Returning to 2026, three other partially reusable rockets from the European Launchers Challenge could take flight. These are Miura 5 by the Spanish company Pld Space, designed for payloads just above one ton, Prime by the British company Orbex, which carries up to 180 kilograms, and Rfa One by the German Rocket Factory Augsburg, with 1,600 kilograms.
It is interesting to note how most models are endowed with modest power, which implies lower costs both in terms of development and materials. It is the idea of a tailor made transport service, even for a single customer, with the possibility of series production and therefore scalability. At the same time it is the first step toward becoming big.
Italy with Avio
Italy, together with France the only European actor currently in possession of the technologies and means to access space, is not designing new reusable rockets.
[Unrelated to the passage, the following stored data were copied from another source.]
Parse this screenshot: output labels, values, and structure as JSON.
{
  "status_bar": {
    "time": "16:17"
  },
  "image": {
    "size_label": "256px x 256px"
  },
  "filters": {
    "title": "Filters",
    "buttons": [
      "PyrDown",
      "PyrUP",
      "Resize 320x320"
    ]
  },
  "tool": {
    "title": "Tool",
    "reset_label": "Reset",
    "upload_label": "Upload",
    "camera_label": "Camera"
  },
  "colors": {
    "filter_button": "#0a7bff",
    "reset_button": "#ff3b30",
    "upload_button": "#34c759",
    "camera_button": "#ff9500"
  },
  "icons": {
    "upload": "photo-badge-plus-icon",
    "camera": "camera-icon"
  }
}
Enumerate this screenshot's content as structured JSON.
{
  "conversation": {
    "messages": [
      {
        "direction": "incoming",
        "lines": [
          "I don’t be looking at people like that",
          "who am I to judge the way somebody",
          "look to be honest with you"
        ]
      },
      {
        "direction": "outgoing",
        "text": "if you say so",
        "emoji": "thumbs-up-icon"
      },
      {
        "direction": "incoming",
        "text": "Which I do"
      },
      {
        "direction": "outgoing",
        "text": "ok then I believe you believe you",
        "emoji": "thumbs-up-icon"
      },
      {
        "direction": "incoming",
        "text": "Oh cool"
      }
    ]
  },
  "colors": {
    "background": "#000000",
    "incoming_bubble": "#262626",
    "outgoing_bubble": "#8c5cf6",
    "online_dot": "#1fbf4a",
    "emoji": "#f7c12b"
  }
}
Avio, the company that produces Vega C and the boosters of Ariane 6, is developing Vega Evolution, known as Vega E, and in parallel liquid propulsion engines using oxygen and methane, meaning restartable engines, which in the future could power a recyclable launch vehicle.
A contract recently signed with the European Space Agency provides for the study of an upper stage, responsible for releasing the payload into the intended orbit, that could be reused.
Upper stages capable of reentering the atmosphere must withstand the high temperatures of deorbiting, with engines to slow down or systems to glide and return intact to the ground. These are essential characteristics also for another type of vehicle, crew capsules. Europe does not have them, and they were discussed only briefly at the recent Ministerial meeting in Bremen last November, where ministers of the member countries decide how and how much to fund space strategies and programs for the following three year period.
Meanwhile, projects for reusable cargo vehicles such as the still unnamed one by Thales Alenia Space, Susie by ArianeGroup, or Nyx by The Exploration Company, the main advanced concepts, are progressing. However, their future evolution into crew transport vehicles remains, for the moment, foreseeable but entirely hypothetical.